Imagine walking down the road at night. Your gut reaction to seeing a young black man in urban clothing will probably be different than seeing an old white lady pushing a stroller.

These gut reactions occur within milliseconds, before you can consciously assess the situation. So why does this occur? The reason your initial thoughts and feelings might be different in these two situations can be attributed to implicit biases.

An implicit bias is the unconscious attitude and beliefs that affect a person’s feelings, behavior or judgement without their knowledge.

Explicit, or conscious, bias is when someone is aware of their thoughts and emotions towards a specific group. This can be seen in hate speech, discrimination, and sometimes prejudice.

With implicit bias, it gets a little tricky because people are often unaware that their behavior or judgement are being affected since the bias is subconscious.

In healthcare, implicit bias also plays a role and can directly affect healthcare outcomes and patient satisfaction.

Now, implicit biases are formed when you make subconscious generalizations and form stereotypes that attribute certain characteristics with specific groups of people.

This is a cognitive strategy that’s intended to make it faster and easier to make judgements or take action. With enough repeated reinforcement, these can become involuntary habits that are difficult for you to detect.

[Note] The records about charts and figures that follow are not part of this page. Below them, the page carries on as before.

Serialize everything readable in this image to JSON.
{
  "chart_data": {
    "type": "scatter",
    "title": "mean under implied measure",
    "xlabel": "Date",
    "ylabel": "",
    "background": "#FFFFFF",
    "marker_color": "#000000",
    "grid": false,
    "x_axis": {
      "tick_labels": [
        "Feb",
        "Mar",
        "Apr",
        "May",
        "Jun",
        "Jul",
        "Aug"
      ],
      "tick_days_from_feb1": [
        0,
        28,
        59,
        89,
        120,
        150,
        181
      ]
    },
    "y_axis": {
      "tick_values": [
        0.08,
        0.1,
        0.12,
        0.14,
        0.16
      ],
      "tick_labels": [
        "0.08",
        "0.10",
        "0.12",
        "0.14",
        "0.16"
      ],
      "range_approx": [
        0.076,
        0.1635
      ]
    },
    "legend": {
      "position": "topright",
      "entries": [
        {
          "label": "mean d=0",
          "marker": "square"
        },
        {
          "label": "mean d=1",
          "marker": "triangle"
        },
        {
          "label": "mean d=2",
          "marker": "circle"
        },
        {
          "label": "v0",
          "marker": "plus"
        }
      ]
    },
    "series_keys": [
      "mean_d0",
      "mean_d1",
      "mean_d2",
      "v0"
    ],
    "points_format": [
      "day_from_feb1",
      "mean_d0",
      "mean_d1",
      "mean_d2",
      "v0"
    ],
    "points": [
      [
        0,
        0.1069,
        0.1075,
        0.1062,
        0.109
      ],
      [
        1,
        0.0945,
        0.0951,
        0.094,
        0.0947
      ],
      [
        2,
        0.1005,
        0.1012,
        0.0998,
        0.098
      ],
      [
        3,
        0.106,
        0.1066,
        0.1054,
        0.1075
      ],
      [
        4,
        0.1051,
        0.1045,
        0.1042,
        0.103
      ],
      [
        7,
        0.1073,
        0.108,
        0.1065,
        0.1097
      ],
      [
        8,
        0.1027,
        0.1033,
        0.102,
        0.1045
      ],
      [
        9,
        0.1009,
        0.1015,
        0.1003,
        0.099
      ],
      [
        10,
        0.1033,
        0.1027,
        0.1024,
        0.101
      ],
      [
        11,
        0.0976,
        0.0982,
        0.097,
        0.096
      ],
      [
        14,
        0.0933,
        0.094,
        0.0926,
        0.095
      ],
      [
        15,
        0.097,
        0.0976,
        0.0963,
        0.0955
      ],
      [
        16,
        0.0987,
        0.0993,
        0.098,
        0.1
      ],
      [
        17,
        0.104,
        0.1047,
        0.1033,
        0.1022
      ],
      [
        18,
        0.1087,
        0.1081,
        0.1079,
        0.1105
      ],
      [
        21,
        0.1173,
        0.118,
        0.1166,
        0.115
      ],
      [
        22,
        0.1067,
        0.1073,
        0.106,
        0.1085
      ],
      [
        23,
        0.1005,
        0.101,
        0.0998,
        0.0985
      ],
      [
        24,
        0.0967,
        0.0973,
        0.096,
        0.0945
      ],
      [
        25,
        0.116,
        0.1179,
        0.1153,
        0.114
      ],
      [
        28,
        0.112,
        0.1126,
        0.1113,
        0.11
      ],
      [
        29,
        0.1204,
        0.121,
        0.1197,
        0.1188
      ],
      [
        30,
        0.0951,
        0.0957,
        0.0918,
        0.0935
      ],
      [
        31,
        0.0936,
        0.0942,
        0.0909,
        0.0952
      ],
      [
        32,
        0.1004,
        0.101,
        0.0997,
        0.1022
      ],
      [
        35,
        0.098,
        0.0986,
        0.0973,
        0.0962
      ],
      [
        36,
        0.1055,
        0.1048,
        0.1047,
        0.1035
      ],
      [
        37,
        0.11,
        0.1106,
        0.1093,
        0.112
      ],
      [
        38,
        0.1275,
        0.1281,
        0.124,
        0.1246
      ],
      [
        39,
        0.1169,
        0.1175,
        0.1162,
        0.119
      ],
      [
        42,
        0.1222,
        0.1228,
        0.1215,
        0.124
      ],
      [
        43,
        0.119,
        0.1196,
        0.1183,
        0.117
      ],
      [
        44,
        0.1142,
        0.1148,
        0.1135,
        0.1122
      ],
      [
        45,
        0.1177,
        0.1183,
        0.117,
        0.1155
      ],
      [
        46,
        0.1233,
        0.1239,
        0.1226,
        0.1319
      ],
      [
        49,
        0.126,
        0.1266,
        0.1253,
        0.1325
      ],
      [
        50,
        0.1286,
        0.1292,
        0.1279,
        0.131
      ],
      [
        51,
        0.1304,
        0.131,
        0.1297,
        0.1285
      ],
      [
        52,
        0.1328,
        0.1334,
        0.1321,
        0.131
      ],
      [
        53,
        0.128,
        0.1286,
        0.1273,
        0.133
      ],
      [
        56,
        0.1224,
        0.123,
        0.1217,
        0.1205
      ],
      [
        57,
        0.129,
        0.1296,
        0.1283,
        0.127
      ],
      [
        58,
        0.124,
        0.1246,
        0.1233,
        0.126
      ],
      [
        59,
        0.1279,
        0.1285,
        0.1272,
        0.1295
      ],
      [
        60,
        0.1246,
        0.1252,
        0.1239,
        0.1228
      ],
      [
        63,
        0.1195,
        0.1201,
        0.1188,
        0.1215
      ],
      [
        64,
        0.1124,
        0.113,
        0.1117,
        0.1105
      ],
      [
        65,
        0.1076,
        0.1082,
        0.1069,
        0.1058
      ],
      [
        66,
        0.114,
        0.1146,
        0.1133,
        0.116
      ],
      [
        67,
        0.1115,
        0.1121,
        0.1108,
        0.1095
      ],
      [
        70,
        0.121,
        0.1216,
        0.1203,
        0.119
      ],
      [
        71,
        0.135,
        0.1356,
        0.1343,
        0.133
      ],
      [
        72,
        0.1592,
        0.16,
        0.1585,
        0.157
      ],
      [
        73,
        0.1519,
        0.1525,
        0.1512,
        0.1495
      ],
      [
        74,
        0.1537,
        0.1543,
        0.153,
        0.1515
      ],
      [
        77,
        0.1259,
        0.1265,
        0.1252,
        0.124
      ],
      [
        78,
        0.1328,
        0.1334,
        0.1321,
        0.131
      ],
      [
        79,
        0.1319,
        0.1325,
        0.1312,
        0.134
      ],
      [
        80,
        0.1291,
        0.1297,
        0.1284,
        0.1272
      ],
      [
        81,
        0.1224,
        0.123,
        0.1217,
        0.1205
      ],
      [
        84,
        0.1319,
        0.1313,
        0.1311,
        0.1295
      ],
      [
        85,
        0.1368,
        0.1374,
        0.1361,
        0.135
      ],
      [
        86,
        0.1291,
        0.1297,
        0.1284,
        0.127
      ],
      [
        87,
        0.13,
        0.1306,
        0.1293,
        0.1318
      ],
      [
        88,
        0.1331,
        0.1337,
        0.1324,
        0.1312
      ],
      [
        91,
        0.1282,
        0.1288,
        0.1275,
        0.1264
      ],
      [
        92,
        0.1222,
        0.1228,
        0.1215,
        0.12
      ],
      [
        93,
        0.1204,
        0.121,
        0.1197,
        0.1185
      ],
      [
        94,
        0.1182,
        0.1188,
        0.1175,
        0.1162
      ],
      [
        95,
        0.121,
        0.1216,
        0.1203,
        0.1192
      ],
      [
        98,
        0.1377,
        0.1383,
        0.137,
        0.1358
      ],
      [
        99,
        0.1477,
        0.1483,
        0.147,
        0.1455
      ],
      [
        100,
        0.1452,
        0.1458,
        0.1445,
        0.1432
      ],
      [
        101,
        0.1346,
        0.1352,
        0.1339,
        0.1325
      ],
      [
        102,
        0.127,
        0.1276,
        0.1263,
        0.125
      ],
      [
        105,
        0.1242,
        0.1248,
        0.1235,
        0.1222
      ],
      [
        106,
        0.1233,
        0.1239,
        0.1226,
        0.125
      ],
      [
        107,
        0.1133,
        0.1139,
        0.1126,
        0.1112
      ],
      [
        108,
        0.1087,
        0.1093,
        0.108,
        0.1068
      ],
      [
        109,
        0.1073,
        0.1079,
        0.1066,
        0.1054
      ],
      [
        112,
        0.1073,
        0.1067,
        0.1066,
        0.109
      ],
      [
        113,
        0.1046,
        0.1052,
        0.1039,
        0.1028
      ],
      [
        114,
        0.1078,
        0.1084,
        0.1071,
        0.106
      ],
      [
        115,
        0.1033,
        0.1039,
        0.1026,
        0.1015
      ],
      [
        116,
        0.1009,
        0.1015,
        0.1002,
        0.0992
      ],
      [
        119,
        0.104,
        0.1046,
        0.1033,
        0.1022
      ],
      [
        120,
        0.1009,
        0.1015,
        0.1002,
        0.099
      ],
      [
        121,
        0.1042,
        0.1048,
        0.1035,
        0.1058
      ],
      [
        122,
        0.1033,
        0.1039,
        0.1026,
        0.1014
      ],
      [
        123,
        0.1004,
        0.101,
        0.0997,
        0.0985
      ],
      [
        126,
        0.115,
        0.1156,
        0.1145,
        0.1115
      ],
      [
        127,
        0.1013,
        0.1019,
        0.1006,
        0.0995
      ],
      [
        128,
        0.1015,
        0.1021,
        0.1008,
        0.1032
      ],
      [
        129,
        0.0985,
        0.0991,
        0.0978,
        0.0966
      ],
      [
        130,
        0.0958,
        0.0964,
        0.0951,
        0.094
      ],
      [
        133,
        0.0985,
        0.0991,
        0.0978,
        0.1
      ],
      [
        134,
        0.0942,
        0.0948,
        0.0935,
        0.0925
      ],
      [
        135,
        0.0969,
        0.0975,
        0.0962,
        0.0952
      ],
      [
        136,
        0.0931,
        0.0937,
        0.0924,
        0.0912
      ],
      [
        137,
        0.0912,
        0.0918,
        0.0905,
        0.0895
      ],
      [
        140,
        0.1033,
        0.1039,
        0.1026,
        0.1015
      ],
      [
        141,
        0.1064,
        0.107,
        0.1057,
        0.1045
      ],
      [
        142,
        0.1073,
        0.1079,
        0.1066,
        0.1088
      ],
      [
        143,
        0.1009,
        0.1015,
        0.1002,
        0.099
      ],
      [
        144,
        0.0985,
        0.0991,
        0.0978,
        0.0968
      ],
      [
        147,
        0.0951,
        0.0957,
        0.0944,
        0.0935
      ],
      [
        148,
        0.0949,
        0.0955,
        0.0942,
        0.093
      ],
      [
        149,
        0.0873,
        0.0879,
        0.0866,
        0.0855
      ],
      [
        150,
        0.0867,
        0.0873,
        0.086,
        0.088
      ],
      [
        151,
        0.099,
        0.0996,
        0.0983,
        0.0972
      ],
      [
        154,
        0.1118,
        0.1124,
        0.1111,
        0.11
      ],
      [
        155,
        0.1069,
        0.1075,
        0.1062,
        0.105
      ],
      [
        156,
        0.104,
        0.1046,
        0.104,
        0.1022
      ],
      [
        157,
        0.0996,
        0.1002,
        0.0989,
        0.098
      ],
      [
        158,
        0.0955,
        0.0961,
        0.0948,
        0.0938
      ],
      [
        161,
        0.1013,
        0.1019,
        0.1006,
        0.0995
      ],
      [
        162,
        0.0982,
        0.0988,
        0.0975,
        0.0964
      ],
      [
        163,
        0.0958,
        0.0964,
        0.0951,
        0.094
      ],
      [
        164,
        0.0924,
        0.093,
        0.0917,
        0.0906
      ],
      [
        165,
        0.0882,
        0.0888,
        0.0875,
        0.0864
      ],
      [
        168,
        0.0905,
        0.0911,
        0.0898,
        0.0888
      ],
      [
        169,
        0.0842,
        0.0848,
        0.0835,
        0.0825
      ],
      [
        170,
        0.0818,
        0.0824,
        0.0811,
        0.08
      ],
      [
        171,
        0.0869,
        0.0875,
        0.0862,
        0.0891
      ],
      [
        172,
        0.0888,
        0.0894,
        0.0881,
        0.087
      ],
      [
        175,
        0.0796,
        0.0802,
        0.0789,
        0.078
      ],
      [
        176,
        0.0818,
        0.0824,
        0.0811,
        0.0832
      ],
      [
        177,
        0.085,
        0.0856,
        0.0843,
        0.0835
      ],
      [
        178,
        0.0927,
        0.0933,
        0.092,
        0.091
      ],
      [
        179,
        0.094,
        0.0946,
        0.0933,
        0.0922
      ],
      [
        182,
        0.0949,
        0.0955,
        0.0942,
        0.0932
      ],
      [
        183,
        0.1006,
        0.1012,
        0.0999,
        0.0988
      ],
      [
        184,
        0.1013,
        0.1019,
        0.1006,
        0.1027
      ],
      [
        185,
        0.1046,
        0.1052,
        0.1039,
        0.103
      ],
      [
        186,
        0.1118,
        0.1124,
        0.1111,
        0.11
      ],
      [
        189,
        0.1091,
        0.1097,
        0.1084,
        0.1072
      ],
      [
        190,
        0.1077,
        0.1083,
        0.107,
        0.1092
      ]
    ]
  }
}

For example, as a new resident, you might notice that most Latinx patients refuse certain elective surgical procedures. Throughout the years, without you noticing, you gradually stopped discussing these procedures with Latinx patients.

If asked, you would probably say you’re not treating Latinx people any differently than other groups. Implicit bias is more likely to occur in high pressure, time sensitive situations that require a lot of multitasking; something that’s common in many healthcare settings.

In order to better study implicit bias, Harvard developed the Implicit Association Test, or IAT. This is a tool that can help evaluate individually held implicit biases by measuring the strength of automatic associations between subject categories.

So for example, you might be asked to associate “good at math” with the categories of “men,”and “women.” If it takes you longer to associate one category with “good at math,” then your IAT score would increase, indicating potential bias.

After 8 years, 4.5 million tests were completed online by the general population, and showed that individually held impli​cit racial ​biases are pervasive, often unrecognized, and can be a predictor of behavior.

When studied further in healthcare providers, similar results have been found. Now, the validity and reliability of the IAT has been criticized.

For example, the same person taking the test multiple times can lead to different results. So the IAT might be more useful when assessing an organization or population instead of individuals.

IAT has been compared to other tools designed to measure implicit bias such as vignettes, simulations, and clinical evaluations, and it produced comparable results.

These and other studies have shown that implicit biases are held by a range of healthcare professionals, from physicians and nurses to counsellors, social workers, and students.

These biases can be against many factors like race, ethnicity, gender, age, religion, socioeconomic status, disability, and mental health. ​

To assess the impact of implicit bias, a landmark study conducted in 2003 by the Institute of Medicine showed that even when factors like race, ethnicity and socioeconomic levels are accounted for, there’s still lower quality of care and worse outcomes for people of certain social groups, and implicit bias is one of the contributing factors.

Further studies have shed light on how this occurs because implicit biases are associated with incomplete patient assessments, minimized involvement in patient care, lack of thorough testing, inappropriate diagnoses and treatments, and insufficient follow ups and referrals.

Others have shown providers with high IAT scores tended to have shorter interactions with black patients. Implicit biases can also erode the patient-provider relationship on both a personal and societal level.

Healthcare providers that are unaware of their prejudices may not recognize how certain behaviors, language, and actions may offend, marginalize or harm a patient.

In studies that asked black patients to evaluate providers, patients reported having less respect, confidence, and trust in providers with high IAT scores; and they also reported less confidence in treatment plans, and more difficulty remembering discussions or following recommendations.

So the effects of implicit bias on the patient-provider relationship can result in a lack of trust, dissatisfaction with care, incomplete follow-up and and follow-through with provider instructions, and hesitance to interact with the healthcare setting.